Film Review #131: Misery
1990
Director: Rob Reiner
Cast: Kathy Bates, James Caan, Richard Farnsworth
I’m sure other places have their stalkers. But there’s something peculiarly American about obsessed fans targeting celebrities. It’s embedded in the stories we tell here, ever since the frontier West, with its sheer expanse, invention and excess – and its desperados and swindlers – gave rise to dime novels and trashy headlines. And our celebrities have often been bandits in some way or other too, playing fast and loose, only to meet their come-uppance from self-appointed judges.
Suppose fandom gone awry is one new brand of frontier justice? It’s no coincidence that David Milch began his HBO series Deadwood with the murder of Wild Bill Hickok (Keith Carradine) by a resentful fan who shot him in the back during a poker game after Hickok dissed his reverence. The show’s entire first season really occurs in the shadow of Wild Bill’s murder. Now we wait week after week here in Central New York for Brad Pitt’s new movie, but how many films have re-counted how hanger-on Robert Howard shot Jesse James, also in the back? Netflix carries DVDs of a dozen such films, including San Fuller’s recently re-issued 1949 classic, I Shot Jesse James, which recounts how Ford – playing himself – turned that event into popular touring entertainment.
The story of best-selling romance novelist Paul Sheldon’s abduction by his deranged “number one fan,” Annie Wilkes, seems headed for similar longevity and there’s more than a whiff of parallel. Careening down a Colorado mountain road in a blizzard, fueled by champagne because he’s just finished a novel, his radio blasting Junior Walker’s “Shotgun” and his baby blue Mustang slewing around those hairpins, Sheldon (James Caan) plunges right off a wilderness cliff. Then a powerful, completely bundled figure – not obviously female – plucks him as easily as a doll from the wreckage.
Kathy Bates won an Oscar for her full-tilt Annie Wilkes, by lightening veers efficient, playful, adoring, easily flattered, coldly annihilating. The ex-nurse first sets Paul’s crushed legs, then holds him prisoner so he can write again, resurrecting the heroine he tried to kill off. Annie imagines the world will soon know her as Sheldon’s “muse,” but decides a suicide pact is their destiny when a nosy old-school sheriff (Richard Farnsworth) intrudes on her “spread” outside town. “I’ve given it some thought, darling,” Annie confides earnestly after one raging outburst, putting it as someone a third her age might, “and I think the main reason I haven’t been more popular is my temper.”
Stephen King published his novel Misery – partially based on his own abduction by a fan – in 1987. Rob Reiner directed the 1990 screen version, following an earlier King adaptation (Stand by Me).

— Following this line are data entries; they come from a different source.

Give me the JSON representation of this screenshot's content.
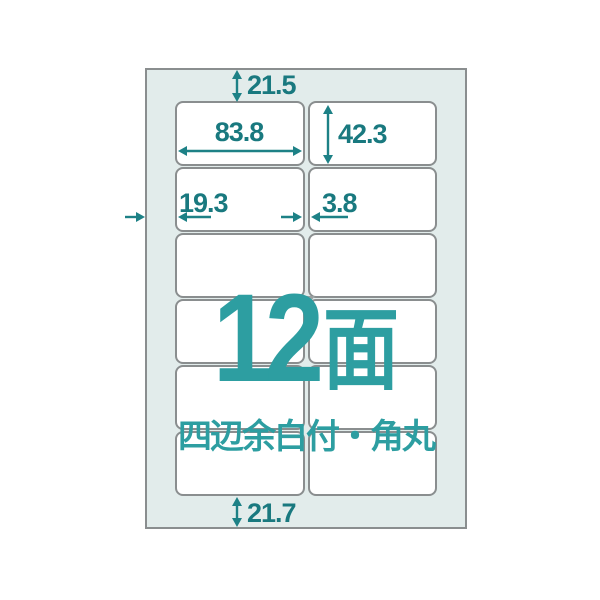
{
  "diagram": {
    "type": "label-sheet-layout",
    "face_count": "12",
    "face_unit": "面",
    "subtitle": "四辺余白付・角丸",
    "grid": {
      "rows": 6,
      "columns": 2
    },
    "dimensions": {
      "top_margin": "21.5",
      "label_width": "83.8",
      "label_height": "42.3",
      "left_margin": "19.3",
      "column_gap": "3.8",
      "bottom_margin": "21.7"
    },
    "colors": {
      "dimension_teal": "#19797f",
      "arrow_teal": "#1d8186",
      "headline_teal": "#2d9ea1",
      "sheet_background": "#e2eceb",
      "border_gray": "#8a8e8f",
      "label_fill": "#ffffff",
      "page_background": "#ffffff"
    }
  }
}
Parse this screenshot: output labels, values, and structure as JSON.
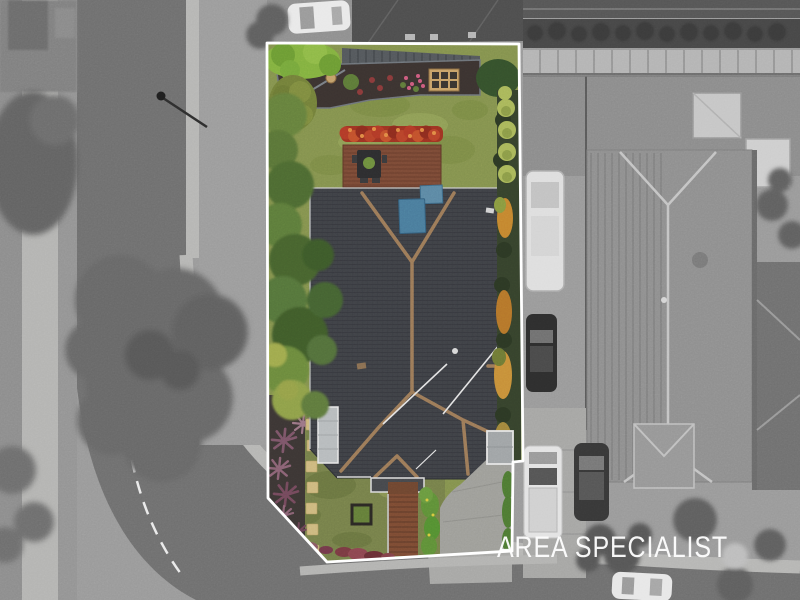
{
  "watermark": {
    "text": "AREA SPECIALIST"
  },
  "scene": {
    "kind": "aerial drone photo of a property listing",
    "highlight": "colored lot outlined in white over grayscale surroundings",
    "stepping_stones": 7,
    "topiary_balls": 5
  },
  "palette": {
    "boundary": "#ffffff",
    "watermark": "#ffffff",
    "surround_base": "#9a9a9a",
    "road_asphalt": "#6f6f6f",
    "footpath": "#b6b6b4",
    "lawn_back": "#84924e",
    "lawn_front": "#76804a",
    "roof_tiles": "#3f4146",
    "roof_ridge": "#9c7a58",
    "deck_wood": "#7b4a36",
    "flower_hedge_red": "#9e3322",
    "solar_panel_blue": "#4a7c9c",
    "driveway_concrete": "#9e9e99",
    "walkway_wood": "#7c4b33",
    "mulch": "#3c3634",
    "hedge_dark": "#36422c",
    "topiary_green": "#a9b75a",
    "neighbor_roof": "#8f8f8f"
  }
}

Screenwriter William Goldman came aboard for the first of three collaborations with King. This movie has returned on DVD six times now, the latest just this month. In 1992 Simon Moore adapted Misery for live performance. That play opened last night at Syracuse Stage, with a nod to King as “master of horror,” as we head for Halloween But I think Annie Wilkes’ horror is more home-grown than otherworldly.
Consider the figure of Paul Sheldon, whose choice of car and music immediately echoes the Old West, and whose career trajectory conjures traces of outlaw celebrity and disappointed fans. He considers himself a fake and a thief for writing sentimental, formulaic trash. His Manhattan agent (Lauren Bacall) tartly reminds him that the travails of Misery Chastain, spread over ten books, have bought his daughter’s braces and put her through college. But Paul Sheldon was on that Colorado mountain – old gold rush country – to reinvent himself with a manuscript that restores his self-respect. His first clue about Annie is precisely her heart-felt belief in the brilliance of his Misery books. Nearly as devoted to the kitsch pianist Liberace, she helpfully pipes endless looping tracks of his renditions of “I’ll Be Seeing You” and Tchaikovsky’s “Moonlight Sonata” into Paul’s room to inspire his creativity. Along comes Buster the sheriff, right out of Dodge City with his Stetson and handlebar mustache and sheepskin jacket and laid-back ways. Whatever their artistic yearnings and veneer, you know this signals that Paul and Annie’s showdown is savage when it comes.
It’s also worth watching Reiner and Goldman, both action thriller veterans, move their story along on tension and dread, setting parallel scenes racing against one another: Annie’s truck sliding by Buster’s office window with a shark’s silent menace, Sheldon’s hurried, painful, secret forays out of bed during Annie’s trips to town, her own escalating outbursts against Buster’s steady, intuitive but plodding search. It makes you worry that this fan stuff is more than a phase.
*******
This review appeared in the 10/25/07 issue of the Syracuse City Eagle weekly, where “Make it Snappy” is a regular column reviewing DVDs of recent movies that didn’t open theatrically in CNY & older films of enduring worth.